The enforcement by Shareholders of civil liabilities under U.S. federal securities laws may be affected adversely by the fact that each of the Offeror, BIP, BIPC and IPL is formed under the laws of a non-U.S. jurisdiction, that some or all of their respective officers and directors may reside outside of the United States, that some or all of the experts named herein may reside outside of the United States and that all or a substantial portion of the assets of the Offeror, BIP, BIPC, IPL and such persons may be located outside the United States. Shareholders in the United States may not be able to sue the Offeror, BIP, BIPC or IPL or their respective officers or directors in a non-U.S. court for violation of United States federal securities laws. It may be difficult to compel such parties to subject themselves to the jurisdiction of a court in the United States or to enforce a judgment obtained from a court of the United States.


In accordance with applicable law, rules and regulations of the United States, Canada or its provinces or territories, including Rule 14e-5 under the United States Securities Exchange Act of 1934, as amended (the “U.S. Exchange Act”), the Offeror or its affiliates and any advisor, broker or other person acting as the agent for, or on behalf of, or in concert with the Offeror or its affiliates, directly or indirectly, may bid for, make purchases of or make arrangements to purchase Common Shares or certain related securities outside the Offer, including purchases in the open market at prevailing prices or in private transactions at negotiated prices. Such bids, purchases or arrangements to purchase may be made during the period of the Offer and through the expiration of the Offer. Any such purchases will be made in compliance with applicable laws, rules and regulations. To the extent information about such purchases or arrangements to purchase is made public in Canada, such information will be disclosed by means of a press release or other means reasonably calculated to inform Shareholders in the United States of such information.

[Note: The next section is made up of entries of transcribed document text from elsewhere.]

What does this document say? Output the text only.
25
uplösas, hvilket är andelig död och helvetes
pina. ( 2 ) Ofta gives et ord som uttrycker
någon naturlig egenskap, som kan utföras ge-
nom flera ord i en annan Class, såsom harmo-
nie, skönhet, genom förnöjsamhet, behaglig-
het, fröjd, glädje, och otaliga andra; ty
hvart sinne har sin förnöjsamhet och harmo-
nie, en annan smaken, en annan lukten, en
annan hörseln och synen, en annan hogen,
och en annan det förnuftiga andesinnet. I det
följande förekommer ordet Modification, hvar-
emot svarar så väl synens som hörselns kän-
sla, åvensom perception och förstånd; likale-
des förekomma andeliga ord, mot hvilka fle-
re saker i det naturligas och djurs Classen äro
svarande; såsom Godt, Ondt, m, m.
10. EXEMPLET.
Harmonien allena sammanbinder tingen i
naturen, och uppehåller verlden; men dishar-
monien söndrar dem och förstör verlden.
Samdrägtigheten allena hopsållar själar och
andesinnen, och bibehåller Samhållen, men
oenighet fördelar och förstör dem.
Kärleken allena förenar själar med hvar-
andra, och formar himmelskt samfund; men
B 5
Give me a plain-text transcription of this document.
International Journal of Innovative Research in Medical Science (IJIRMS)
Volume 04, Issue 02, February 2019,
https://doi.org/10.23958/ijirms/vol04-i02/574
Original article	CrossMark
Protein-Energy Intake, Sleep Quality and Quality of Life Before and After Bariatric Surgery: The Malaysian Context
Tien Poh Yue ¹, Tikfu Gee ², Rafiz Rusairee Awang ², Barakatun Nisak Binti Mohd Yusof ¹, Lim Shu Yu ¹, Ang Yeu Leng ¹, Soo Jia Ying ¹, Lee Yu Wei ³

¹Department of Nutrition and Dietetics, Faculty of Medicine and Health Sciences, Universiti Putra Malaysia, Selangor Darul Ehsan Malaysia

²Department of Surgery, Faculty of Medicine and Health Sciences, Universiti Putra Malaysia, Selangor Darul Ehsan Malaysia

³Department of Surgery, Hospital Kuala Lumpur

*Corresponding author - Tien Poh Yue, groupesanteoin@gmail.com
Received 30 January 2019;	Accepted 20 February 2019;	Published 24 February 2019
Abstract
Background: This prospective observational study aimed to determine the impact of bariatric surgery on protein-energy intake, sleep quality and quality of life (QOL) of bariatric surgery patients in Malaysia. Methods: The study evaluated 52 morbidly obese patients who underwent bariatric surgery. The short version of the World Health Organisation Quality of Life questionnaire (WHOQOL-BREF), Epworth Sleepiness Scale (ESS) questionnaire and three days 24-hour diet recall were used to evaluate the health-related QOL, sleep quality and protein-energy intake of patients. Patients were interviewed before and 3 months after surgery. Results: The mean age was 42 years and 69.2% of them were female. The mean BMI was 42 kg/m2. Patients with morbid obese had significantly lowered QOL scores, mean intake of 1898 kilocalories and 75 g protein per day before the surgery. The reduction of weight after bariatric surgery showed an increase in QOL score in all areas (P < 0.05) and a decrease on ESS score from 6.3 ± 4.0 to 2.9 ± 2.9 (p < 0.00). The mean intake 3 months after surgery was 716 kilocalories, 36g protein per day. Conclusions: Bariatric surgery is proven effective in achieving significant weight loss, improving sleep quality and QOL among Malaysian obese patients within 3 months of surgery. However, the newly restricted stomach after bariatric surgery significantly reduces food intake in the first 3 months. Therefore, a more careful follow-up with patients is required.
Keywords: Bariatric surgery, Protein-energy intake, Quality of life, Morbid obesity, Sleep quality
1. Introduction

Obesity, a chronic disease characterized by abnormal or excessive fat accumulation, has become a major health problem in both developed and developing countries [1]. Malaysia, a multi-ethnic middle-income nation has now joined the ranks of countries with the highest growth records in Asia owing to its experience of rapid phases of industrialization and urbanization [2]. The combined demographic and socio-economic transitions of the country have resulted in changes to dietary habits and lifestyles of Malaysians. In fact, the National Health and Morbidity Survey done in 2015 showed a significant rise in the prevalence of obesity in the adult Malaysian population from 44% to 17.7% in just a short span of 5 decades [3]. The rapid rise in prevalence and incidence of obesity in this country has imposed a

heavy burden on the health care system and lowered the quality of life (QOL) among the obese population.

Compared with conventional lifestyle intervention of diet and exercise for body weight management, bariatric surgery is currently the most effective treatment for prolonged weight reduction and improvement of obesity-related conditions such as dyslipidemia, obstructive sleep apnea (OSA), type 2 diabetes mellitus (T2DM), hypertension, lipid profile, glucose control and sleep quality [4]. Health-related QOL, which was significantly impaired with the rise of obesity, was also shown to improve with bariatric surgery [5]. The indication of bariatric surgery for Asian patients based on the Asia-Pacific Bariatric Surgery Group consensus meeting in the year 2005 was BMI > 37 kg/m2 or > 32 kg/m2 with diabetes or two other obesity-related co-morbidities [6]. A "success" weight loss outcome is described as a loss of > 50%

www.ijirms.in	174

The Offer is being made for the securities of a Canadian company that does not have securities registered under Section 12 of the U.S. Exchange Act. Accordingly, the Offer is not subject to Section 14(d) of the U.S. Exchange Act, or Regulation 14D promulgated by the SEC thereunder, except for any requirements thereunder applicable to exchange offers commenced before the effectiveness of the related registration statement. The Offer is being conducted in accordance with Section 14(e) of the U.S. Exchange Act and Regulation 14E promulgated thereunder.